“No.” His voice dropped off. The sound of metal hitting a stone pierced the stillness. The light in the room went out, and Andrew swore. Then there was a moment of struggle, grunting, heavy breathing, and whispers of strangled cursing. My pulse picked up.
“You okay?” I stood up and crept to the door. “Andrew?”
I didn’t want to chance sticking my head through the opening—with my luck, the door would shut at that moment. “Andrew?” I repeated louder. More grunting.
Screw it. I slipped into the crypt. The light of my flashlight fell on Andrew’s feet dangling off the ground, his body bending over the edge of a big-ass white marble sarcophagus as if something was pulling him in.

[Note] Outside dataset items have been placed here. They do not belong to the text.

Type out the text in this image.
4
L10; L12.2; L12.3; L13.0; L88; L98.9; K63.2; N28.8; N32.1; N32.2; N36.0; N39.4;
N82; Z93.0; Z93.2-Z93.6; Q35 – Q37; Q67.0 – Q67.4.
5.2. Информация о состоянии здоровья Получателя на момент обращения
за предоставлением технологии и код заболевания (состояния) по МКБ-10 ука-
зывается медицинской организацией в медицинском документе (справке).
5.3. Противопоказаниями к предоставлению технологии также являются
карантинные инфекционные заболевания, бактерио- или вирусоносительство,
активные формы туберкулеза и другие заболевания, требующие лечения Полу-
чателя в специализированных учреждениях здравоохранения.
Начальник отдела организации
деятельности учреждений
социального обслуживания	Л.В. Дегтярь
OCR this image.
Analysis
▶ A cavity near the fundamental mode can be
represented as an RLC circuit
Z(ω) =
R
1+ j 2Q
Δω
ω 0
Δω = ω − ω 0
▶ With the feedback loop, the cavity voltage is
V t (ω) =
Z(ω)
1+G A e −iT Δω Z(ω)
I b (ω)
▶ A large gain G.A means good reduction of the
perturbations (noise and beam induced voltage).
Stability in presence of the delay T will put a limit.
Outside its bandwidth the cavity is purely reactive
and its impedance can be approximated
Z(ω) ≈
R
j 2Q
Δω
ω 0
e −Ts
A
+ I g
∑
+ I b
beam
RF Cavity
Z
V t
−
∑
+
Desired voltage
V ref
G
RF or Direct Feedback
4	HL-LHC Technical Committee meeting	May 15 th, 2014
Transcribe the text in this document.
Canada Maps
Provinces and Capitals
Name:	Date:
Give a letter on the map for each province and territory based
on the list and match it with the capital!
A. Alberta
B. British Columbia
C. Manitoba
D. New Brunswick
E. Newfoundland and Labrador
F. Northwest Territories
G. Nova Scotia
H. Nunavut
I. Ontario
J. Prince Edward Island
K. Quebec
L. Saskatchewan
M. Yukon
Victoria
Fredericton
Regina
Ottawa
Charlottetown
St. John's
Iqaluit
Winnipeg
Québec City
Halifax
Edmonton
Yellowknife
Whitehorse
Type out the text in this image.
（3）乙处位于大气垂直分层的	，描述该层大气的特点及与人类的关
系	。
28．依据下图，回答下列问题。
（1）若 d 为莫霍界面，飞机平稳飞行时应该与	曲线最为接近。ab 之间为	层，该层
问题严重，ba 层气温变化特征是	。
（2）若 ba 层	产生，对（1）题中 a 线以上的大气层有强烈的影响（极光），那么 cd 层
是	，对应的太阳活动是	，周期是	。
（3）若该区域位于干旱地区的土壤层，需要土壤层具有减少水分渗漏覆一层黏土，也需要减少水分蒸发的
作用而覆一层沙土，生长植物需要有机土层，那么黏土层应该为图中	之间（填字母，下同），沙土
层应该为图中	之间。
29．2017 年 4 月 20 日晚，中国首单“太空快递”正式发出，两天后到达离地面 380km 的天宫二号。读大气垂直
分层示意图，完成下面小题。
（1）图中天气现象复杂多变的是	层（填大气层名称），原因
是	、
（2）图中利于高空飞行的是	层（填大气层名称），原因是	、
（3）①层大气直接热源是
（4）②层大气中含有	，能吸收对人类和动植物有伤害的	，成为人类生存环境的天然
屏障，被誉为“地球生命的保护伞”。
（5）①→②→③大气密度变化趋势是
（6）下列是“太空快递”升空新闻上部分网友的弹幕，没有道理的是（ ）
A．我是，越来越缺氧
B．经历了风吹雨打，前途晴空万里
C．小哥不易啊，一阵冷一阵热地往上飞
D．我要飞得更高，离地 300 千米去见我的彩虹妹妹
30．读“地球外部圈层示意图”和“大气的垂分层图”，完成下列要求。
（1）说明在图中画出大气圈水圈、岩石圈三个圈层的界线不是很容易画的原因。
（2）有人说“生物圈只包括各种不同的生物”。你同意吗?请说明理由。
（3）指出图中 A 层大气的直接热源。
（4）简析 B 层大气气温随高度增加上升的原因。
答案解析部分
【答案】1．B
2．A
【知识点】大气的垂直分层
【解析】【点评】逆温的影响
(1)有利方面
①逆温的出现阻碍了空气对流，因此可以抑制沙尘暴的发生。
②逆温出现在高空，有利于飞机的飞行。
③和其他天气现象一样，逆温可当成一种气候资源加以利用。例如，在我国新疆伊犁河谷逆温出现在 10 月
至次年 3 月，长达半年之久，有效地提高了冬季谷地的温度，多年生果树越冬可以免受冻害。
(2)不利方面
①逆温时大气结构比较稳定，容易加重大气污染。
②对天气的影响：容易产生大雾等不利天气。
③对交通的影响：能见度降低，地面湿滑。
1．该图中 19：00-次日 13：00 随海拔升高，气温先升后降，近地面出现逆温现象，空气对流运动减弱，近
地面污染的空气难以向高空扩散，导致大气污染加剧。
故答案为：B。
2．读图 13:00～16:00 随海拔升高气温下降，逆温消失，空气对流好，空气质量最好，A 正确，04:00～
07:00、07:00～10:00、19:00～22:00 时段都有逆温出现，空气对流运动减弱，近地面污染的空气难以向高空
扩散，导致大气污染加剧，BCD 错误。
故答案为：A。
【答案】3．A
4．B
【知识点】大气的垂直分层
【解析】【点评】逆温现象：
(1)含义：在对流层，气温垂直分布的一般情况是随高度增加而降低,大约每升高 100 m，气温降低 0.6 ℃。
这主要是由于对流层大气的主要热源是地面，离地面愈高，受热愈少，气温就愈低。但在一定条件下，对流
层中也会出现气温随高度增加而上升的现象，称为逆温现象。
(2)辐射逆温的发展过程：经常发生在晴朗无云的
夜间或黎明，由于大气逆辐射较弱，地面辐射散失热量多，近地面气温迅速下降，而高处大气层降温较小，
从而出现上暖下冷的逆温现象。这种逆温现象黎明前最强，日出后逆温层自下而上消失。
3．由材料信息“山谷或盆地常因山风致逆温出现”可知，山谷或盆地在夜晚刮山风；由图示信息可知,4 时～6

“Andrew!” I scurried down a short staircase, missing the last step and coming down so hard with my right boot on the floor that my joints painfully popped.
“Stop!” Andrew pushed off the edge, looking up at me wide-eyed. A thick layer of cobwebs decorated his hat and clung to his face.
I froze.
Under my boot, the ground sank an inch, and a metal bang went out like a shotgun. A mechanical racket erupted, gears turning and working, the scrape of a stone on stone.
This didn’t sound right.
Andrew lunged in my direction, his hat flying off. He took all three steps in one jump and threw his body into the closing door. His boots scraped the floor as the door overpowered him and sealed shut. Dead silence fell upon us.
fucked | f?k-?d |
VERB: [w/ object] have sex with someone. Nope, not at the moment.
[w/t object] Dr. Andrew Jones and Adriana Jones’s current circumstances.
ORIGIN: Possibly Germanic (Swedish dialect focka and Dutch dialect fokkelen) early 16th century.
Certainly Colombia, present day, ten thirty a.m.
I was half expecting the floor to shake, rocks to fall on our heads, and water to rush in like it did in movies about tomb explorers. But it didn’t happen.
Andrew pressed his forehead into the wall. “I thought I told you to stay put,” he said through what sounded like gritted teeth.
“I’m sorry,” I mumbled, my muscles so tense they hurt. Was it safe for me to move? The way Andrew had hurried, he didn’t care where his feet landed. “I thought you were in trouble.”
“I wasn’t.” He hit his forehead again and exhaled sharply. “Jesus Christ.”
Andrew snatched my flashlight out of my hand and marched to the side of the sarcophagus. He pulled himself up, bent over the edge, and a moment later jumped back, gripping his torch. He returned and handed me mine.
I dropped my chin, my gaze on the floor, unable to meet his eyes. I lifted my foot, and an outline of a square came into view.Shit. How could I have known there was a trap button? He could have warned me.
I mustered my courage and looked up. I wished I could say Andrew’s expression was unreadable. But it was quite the opposite. It was very comprehensible. His jaw was so taut, I’d likely hear his teeth cracking any second, and his usually kind eyes were ablaze with irritation.
“There’s probably a release shaft or something,” I whispered. He stared at me.
Andrew’s gaze went to my shoulder. His eyebrows pulled together. “Where is your backpack?”
I tilted my head in the door’s direction, a cocktail of guilt and stupidity slashing in my brain. “Out there.”
Half of our food and water supplies.
The rifle too.
Not that we’d need it in a closed-in stone box with two dead bodies.
Andrew dropped his head. “Bloody great.” He took a deep breath. I winced, getting ready to be on the receiving end of a shit storm of unpleasantries that was coming my way. “I placed the satellite phone into your bag,” he said in a low voice.
I needed a second to process that. He did what?